Here, the counter becomes 0. - counter = 0 indicates that a valid substring (or window) has been found.
While loop starts
Incase of a valid window:
finalLength = end - start + 1. So, finalLength = 4 - 0 + 1 = 5.
Store the starting and ending position of the substring by as finalStart = 0, finalEnd = 4.
Now, we start shrinking the window by incrementing the start pointer.
Window: “aaabc”, HASH[ a ] is incremented by 1, so it becomes -1. HASH[ a ] being negative indicates that the letter ‘a’ in the substring was not useful. So, the counter remains 0. And start is incremented, start = 1.
finalStart = 1, finalEnd = 4, finalLength = 4.
Window: “aabc”, HASH[ a ] becomes 0, (-1 + 1). The counter remains 0, start = 2.
finalStart = 2, finalEnd = 4, finalLength = 3.
Window: “abc”, HASH[ a ] becomes 1, ( 0 + 1 ), this means it is a useful character to us. Thus, the counter becomes 1, start = 3.
The while loop stops. - The end pointer is incremented and it becomes 5, new window = “bca”,
HASH[ S[end] ] i.e. HASH[ a ] becomes 0, counter becomes 0. - Now, again when counter = 0, it indicates that a valid substring (or window) has been found.
Incase of a valid window:
finalLength = end - start + 1, 5 - 3 + 1 = 3.
finalLength remains 3.
finalStart = 2, finalEnd =4. (remains same)

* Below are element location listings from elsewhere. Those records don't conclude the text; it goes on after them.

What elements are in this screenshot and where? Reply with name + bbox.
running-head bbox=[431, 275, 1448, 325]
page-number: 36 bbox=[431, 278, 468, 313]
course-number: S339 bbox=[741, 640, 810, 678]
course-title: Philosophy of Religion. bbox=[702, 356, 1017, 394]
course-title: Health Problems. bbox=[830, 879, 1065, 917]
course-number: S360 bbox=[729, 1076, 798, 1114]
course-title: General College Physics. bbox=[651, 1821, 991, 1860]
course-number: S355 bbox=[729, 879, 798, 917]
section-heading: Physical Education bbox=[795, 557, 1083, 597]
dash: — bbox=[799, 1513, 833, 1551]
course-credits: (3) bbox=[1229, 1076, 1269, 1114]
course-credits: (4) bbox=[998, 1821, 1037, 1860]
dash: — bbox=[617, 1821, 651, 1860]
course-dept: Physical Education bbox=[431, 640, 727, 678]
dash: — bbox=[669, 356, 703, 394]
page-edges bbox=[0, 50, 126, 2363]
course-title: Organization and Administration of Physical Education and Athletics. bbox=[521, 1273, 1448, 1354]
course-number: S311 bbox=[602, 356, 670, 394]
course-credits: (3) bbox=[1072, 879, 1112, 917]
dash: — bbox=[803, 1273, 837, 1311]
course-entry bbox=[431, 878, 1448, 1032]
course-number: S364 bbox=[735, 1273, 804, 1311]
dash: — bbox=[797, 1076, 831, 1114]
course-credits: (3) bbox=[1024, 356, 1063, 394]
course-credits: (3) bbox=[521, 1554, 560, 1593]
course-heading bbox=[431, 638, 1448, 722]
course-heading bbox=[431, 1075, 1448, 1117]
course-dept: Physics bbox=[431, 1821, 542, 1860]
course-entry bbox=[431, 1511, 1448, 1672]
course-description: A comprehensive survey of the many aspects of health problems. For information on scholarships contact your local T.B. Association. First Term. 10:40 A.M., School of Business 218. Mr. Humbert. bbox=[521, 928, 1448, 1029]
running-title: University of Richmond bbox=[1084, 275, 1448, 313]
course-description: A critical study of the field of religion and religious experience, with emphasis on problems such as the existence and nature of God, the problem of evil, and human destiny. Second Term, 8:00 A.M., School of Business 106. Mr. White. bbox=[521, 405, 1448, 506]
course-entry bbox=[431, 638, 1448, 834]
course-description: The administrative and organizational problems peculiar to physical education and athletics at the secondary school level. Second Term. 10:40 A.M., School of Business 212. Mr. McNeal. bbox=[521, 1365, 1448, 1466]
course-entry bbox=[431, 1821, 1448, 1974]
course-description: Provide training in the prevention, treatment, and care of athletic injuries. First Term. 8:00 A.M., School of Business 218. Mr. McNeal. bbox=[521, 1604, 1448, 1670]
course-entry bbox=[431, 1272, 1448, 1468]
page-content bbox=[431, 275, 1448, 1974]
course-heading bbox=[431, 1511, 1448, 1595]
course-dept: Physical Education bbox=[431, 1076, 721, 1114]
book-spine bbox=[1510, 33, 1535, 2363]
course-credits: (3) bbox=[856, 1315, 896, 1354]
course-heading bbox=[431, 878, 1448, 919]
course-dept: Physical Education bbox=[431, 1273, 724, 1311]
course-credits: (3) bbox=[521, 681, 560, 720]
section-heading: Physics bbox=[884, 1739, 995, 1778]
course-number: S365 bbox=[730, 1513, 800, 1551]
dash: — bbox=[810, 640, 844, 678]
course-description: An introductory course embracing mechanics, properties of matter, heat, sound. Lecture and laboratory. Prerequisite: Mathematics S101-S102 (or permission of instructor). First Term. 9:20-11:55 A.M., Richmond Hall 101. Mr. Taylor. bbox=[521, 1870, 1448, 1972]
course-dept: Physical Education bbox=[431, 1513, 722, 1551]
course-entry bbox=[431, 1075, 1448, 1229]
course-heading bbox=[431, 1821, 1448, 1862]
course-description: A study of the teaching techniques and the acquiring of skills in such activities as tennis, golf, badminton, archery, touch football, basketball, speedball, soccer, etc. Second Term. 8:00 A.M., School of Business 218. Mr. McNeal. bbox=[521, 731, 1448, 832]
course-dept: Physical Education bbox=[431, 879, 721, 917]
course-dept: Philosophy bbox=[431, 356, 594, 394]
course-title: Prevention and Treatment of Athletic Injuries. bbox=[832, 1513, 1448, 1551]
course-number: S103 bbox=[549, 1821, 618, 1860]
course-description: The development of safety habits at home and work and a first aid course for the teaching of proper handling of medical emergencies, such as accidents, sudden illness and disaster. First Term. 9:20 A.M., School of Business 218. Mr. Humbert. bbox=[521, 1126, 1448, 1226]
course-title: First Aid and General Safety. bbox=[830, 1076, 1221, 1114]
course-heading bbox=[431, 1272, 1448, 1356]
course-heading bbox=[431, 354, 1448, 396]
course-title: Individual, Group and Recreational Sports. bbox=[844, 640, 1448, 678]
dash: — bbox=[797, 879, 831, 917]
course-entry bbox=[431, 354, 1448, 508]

Window: “bca”, HASH[ b ] becomes -1. This being negative was unnecessary; thus, the counter remains 0, start = 4.
Updation: finalStart = 4, finalEnd = 5, finalLength = 2.
Window: “ca”, HASH[ c ] becomes -1. The counter becomes 1, start = 5.
The while loop stops.
- The end pointer is incremented, the main loop ends.
As a part of the summary, we considered substrings:
- “a”, “aa”, “aaa”, “aaab” and “aaabc”.
- “aaabc” contains all the characters of X, i.e., “ac”, now, we removed unnecessary characters.
- Then, we considered the substrings “aabc”, “abc”, “bc”. Note: “abc” is the shortest and valid yet.
- When “bc” came, it was invalid, so we stopped shrinking the string and increment our end pointer.
- In the next step, we considered the substrings “bca”. As “bca” was also valid, we removed unnecessary characters again.
- This time, “ca” was the end result.